Corpus (R Package)
==================

Text corpus analysis in R, with full support for Unicode.


Overview
--------

*Corpus* is an R text processing package that includes are functions for
reading data from newline-delimited JSON files, for normalizing and tokenizing
text, for searching for term occurrences, and for computing term occurrence
frequencies (including n-grams).

*Corpus* does not provide any language models, part-of-speech tagging,
topic models, or word vectors.


Installation
------------

*Corpus* is [available on CRAN][cran]. To install the latest released version,
run the following command in R:

    install.packages("corpus")

*Note:* corpus *uses a git submodule, so `install_git` and `install_github`
won't work.  See the section on [building from source][building] below if you
want to install the development version.*


Performance
-----------

*Corpus* was designed for performance, with the majority of the package
implemented as a [standalone  C library][corpus].  The following benchmarks
demonstrate its capabilities:

  + [reading in newline-delmited JSON data][bench-ndjson];

  + [computing a term frequency matrix][bench-term-matrix].

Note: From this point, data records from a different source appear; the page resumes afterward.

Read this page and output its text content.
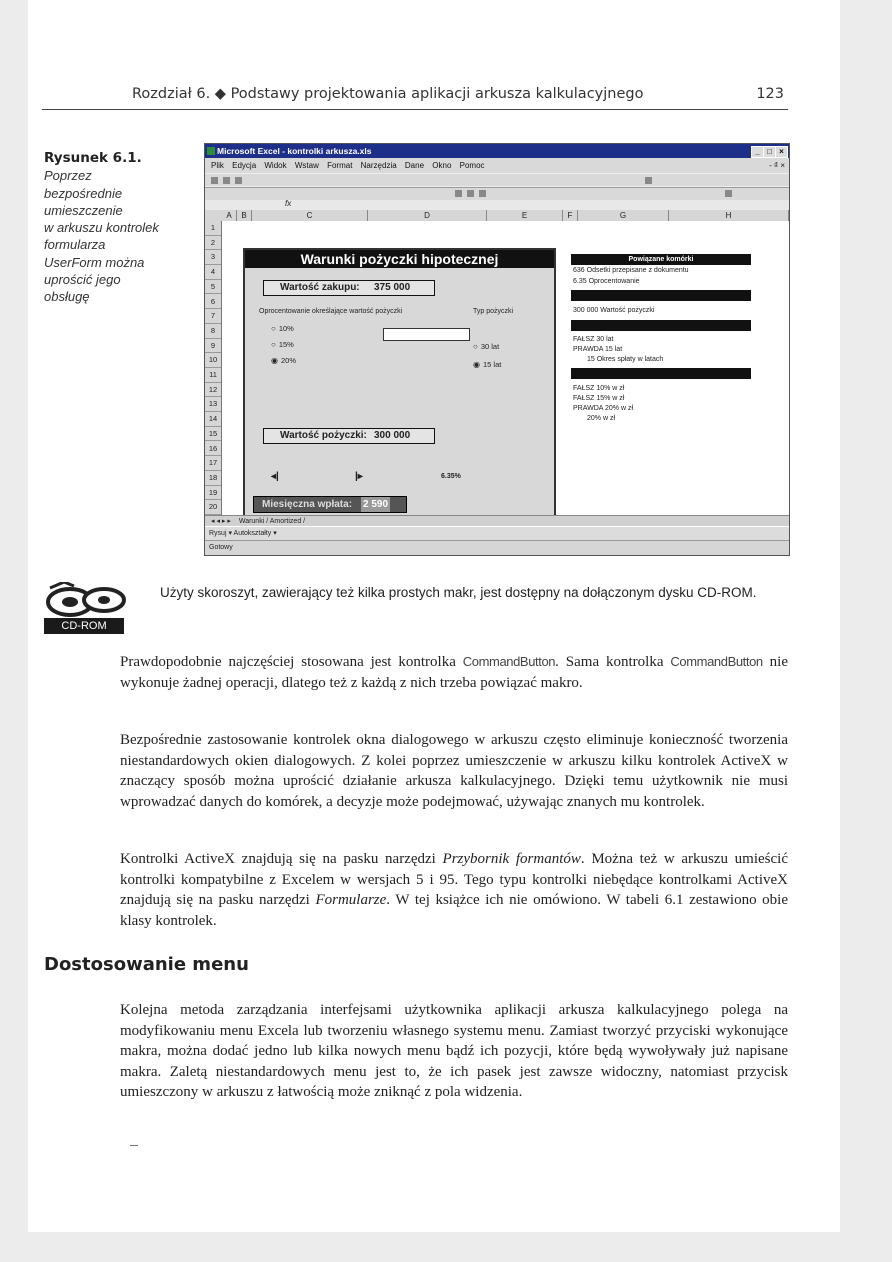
Rozdział 6. ◆ Podstawy projektowania aplikacji arkusza kalkulacyjnego	123
Rysunek 6.1.
Poprzez
bezpośrednie
umieszczenie
w arkuszu kontrolek
formularza
UserForm można
uprościć jego
obsługę
Microsoft Excel - kontrolki arkusza.xls	_ □ ×
Plik Edycja Widok Wstaw Format Narzędzia Dane Okno Pomoc	- ₫ ×
fx
A	B	C	D	E	F	G	H
1
2
3
4
5
6
7
8
9
10
11
12
13
14
15
16
17
18
19
20
Warunki pożyczki hipotecznej
Wartość zakupu: 375 000
Oprocentowanie określające wartość pożyczki	Typ pożyczki
○ 10%
○ 15%
◉ 20%
○ 30 lat
◉ 15 lat
Wartość pożyczki: 300 000
◂|	|▸	6.35%
Miesięczna wpłata: 2 590
Powiązane komórki
636 Odsetki przepisane z dokumentu
6.35 Oprocentowanie
300 000 Wartość pożyczki
FAŁSZ 30 lat
PRAWDA 15 lat
15 Okres spłaty w latach
FAŁSZ 10% w zł
FAŁSZ 15% w zł
PRAWDA 20% w zł
20% w zł
◂ ◂ ▸ ▸ Warunki / Amortized /
Rysuj ▾ Autokształty ▾
Gotowy
CD-ROM
Użyty skoroszyt, zawierający też kilka prostych makr, jest dostępny na dołączonym dysku CD-ROM.

Prawdopodobnie najczęściej stosowana jest kontrolka CommandButton. Sama kontrolka CommandButton nie wykonuje żadnej operacji, dlatego też z każdą z nich trzeba powiązać makro.

Bezpośrednie zastosowanie kontrolek okna dialogowego w arkuszu często eliminuje konieczność tworzenia niestandardowych okien dialogowych. Z kolei poprzez umieszczenie w arkuszu kilku kontrolek ActiveX w znaczący sposób można uprościć działanie arkusza kalkulacyjnego. Dzięki temu użytkownik nie musi wprowadzać danych do komórek, a decyzje może podejmować, używając znanych mu kontrolek.

Kontrolki ActiveX znajdują się na pasku narzędzi Przybornik formantów. Można też w arkuszu umieścić kontrolki kompatybilne z Excelem w wersjach 5 i 95. Tego typu kontrolki niebędące kontrolkami ActiveX znajdują się na pasku narzędzi Formularze. W tej książce ich nie omówiono. W tabeli 6.1 zestawiono obie klasy kontrolek.

Dostosowanie menu
Kolejna metoda zarządzania interfejsami użytkownika aplikacji arkusza kalkulacyjnego polega na modyfikowaniu menu Excela lub tworzeniu własnego systemu menu. Zamiast tworzyć przyciski wykonujące makra, można dodać jedno lub kilka nowych menu bądź ich pozycji, które będą wywoływały już napisane makra. Zaletą niestandardowych menu jest to, że ich pasek jest zawsze widoczny, natomiast przycisk umieszczony w arkuszu z łatwością może zniknąć z pola widzenia.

In both of these benchmarks, *corpus* is at least twice as fast as the next
competitor.


Usage
-----

### Data input

For reading data or for converting an R object to type `corpus_text`, use
one of the following functions:

 + `read_ndjson()` reads data in newline-delimited JSON format, optionally
   memory-mapping to enable processing large corpora that do not fit into
   RAM;

 + `as_text()` converts an R object to a text object of type `corpus_text`.

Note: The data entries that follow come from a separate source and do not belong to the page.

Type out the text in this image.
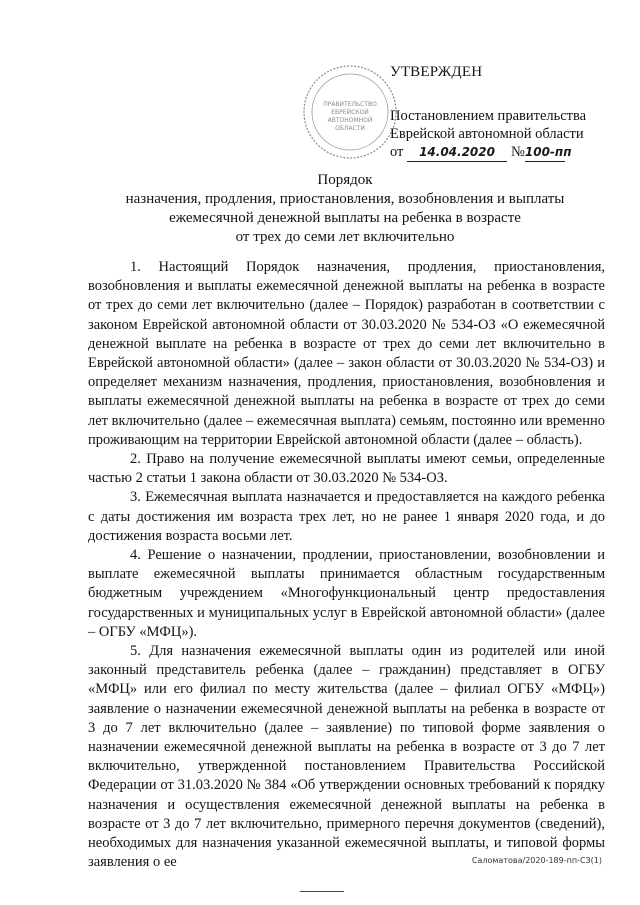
ПРАВИТЕЛЬСТВО
ЕВРЕЙСКОЙ
АВТОНОМНОЙ
ОБЛАСТИ
УТВЕРЖДЕН
Постановлением правительства
Еврейской автономной области
от 14.04.2020 №100-пп
Порядок
назначения, продления, приостановления, возобновления и выплаты
ежемесячной денежной выплаты на ребенка в возрасте
от трех до семи лет включительно

1. Настоящий Порядок назначения, продления, приостановления, возобновления и выплаты ежемесячной денежной выплаты на ребенка в возрасте от трех до семи лет включительно (далее – Порядок) разработан в соответствии с законом Еврейской автономной области от 30.03.2020 № 534-ОЗ «О ежемесячной денежной выплате на ребенка в возрасте от трех до семи лет включительно в Еврейской автономной области» (далее – закон области от 30.03.2020 № 534-ОЗ) и определяет механизм назначения, продления, приостановления, возобновления и выплаты ежемесячной денежной выплаты на ребенка в возрасте от трех до семи лет включительно (далее – ежемесячная выплата) семьям, постоянно или временно проживающим на территории Еврейской автономной области (далее – область).

2. Право на получение ежемесячной выплаты имеют семьи, определенные частью 2 статьи 1 закона области от 30.03.2020 № 534-ОЗ.

3. Ежемесячная выплата назначается и предоставляется на каждого ребенка с даты достижения им возраста трех лет, но не ранее 1 января 2020 года, и до достижения возраста восьми лет.

4. Решение о назначении, продлении, приостановлении, возобновлении и выплате ежемесячной выплаты принимается областным государственным бюджетным учреждением «Многофункциональный центр предоставления государственных и муниципальных услуг в Еврейской автономной области» (далее – ОГБУ «МФЦ»).

5. Для назначения ежемесячной выплаты один из родителей или иной законный представитель ребенка (далее – гражданин) представляет в ОГБУ «МФЦ» или его филиал по месту жительства (далее – филиал ОГБУ «МФЦ») заявление о назначении ежемесячной денежной выплаты на ребенка в возрасте от 3 до 7 лет включительно (далее – заявление) по типовой форме заявления о назначении ежемесячной денежной выплаты на ребенка в возрасте от 3 до 7 лет включительно, утвержденной постановлением Правительства Российской Федерации от 31.03.2020 № 384 «Об утверждении основных требований к порядку назначения и осуществления ежемесячной денежной выплаты на ребенка в возрасте от 3 до 7 лет включительно, примерного перечня документов (сведений), необходимых для назначения указанной ежемесячной выплаты, и типовой формы заявления о ее	Саломатова/2020-189-пп-СЗ(1)
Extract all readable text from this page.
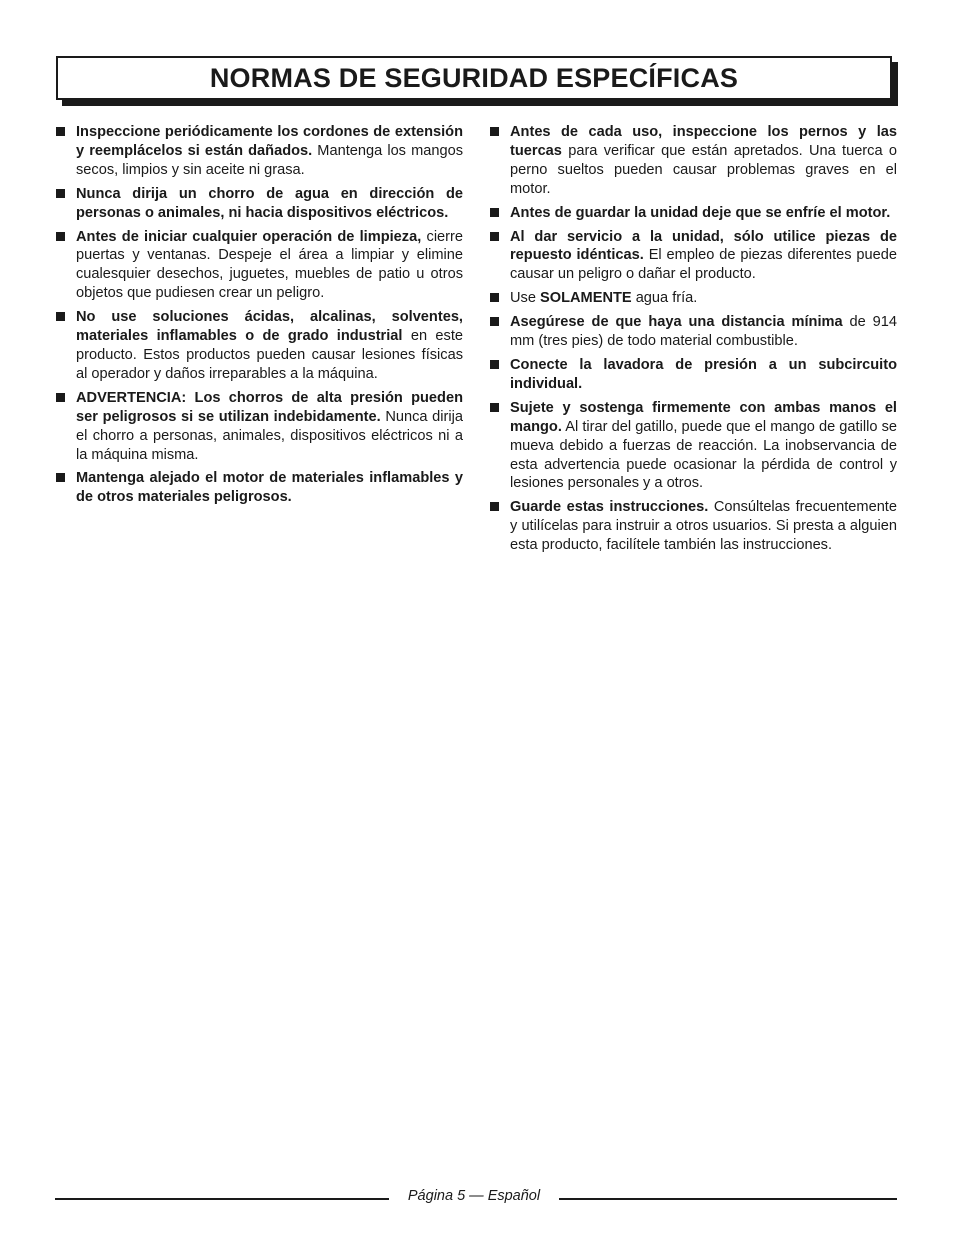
NORMAS DE SEGURIDAD ESPECÍFICAS
Inspeccione periódicamente los cordones de extensión y reemplácelos si están dañados. Mantenga los mangos secos, limpios y sin aceite ni grasa.
Nunca dirija un chorro de agua en dirección de personas o animales, ni hacia dispositivos eléctricos.
Antes de iniciar cualquier operación de limpieza, cierre puertas y ventanas. Despeje el área a limpiar y elimine cualesquier desechos, juguetes, muebles de patio u otros objetos que pudiesen crear un peligro.
No use soluciones ácidas, alcalinas, solventes, materiales inflamables o de grado industrial en este producto. Estos productos pueden causar lesiones físicas al operador y daños irreparables a la máquina.
ADVERTENCIA: Los chorros de alta presión pueden ser peligrosos si se utilizan indebidamente. Nunca dirija el chorro a personas, animales, dispositivos eléctricos ni a la máquina misma.
Mantenga alejado el motor de materiales inflamables y de otros materiales peligrosos.
Antes de cada uso, inspeccione los pernos y las tuercas para verificar que están apretados. Una tuerca o perno sueltos pueden causar problemas graves en el motor.
Antes de guardar la unidad deje que se enfríe el motor.
Al dar servicio a la unidad, sólo utilice piezas de repuesto idénticas. El empleo de piezas diferentes puede causar un peligro o dañar el producto.
Use SOLAMENTE agua fría.
Asegúrese de que haya una distancia mínima de 914 mm (tres pies) de todo material combustible.
Conecte la lavadora de presión a un subcircuito individual.
Sujete y sostenga firmemente con ambas manos el mango. Al tirar del gatillo, puede que el mango de gatillo se mueva debido a fuerzas de reacción. La inobservancia de esta advertencia puede ocasionar la pérdida de control y lesiones personales y a otros.
Guarde estas instrucciones. Consúltelas frecuentemente y utilícelas para instruir a otros usuarios. Si presta a alguien esta producto, facilítele también las instrucciones.
Página 5 — Español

All *corpus* functions expecting text accept both character vectors and data
frames. When the input argument is a data frame, *corpus* looks for a column
of type `corpus_text` or, if none exists, a column named `"text"`.


### Preprocessing

Specify preprocessing decisions using the following function:

 + `text_filter()` gets or sets a text filter specifying token
   preprocessing and sentence boundaries.

When you use the *corpus* library, you specify all text preprocessing
decisions (normalization, stemming, stop word removal, etc.) as part of
a `corpus_text_filter` object. Every `corpus_text` object has a
corresponding text filter.


### Tokenizing text

*Corpus* conceives of texts as sequences of tokens, each of which is an
instance of a particular type.  To tokenize text or to compute its types,
use the following functions: 

 + `text_tokens()` transforms raw text into token sequences.

 + `text_ntoken()` counts the number of tokens in each text.

 + `text_types()` computes the unique types in a set of texts.

 + `text_ntype()` counts the number of unique types.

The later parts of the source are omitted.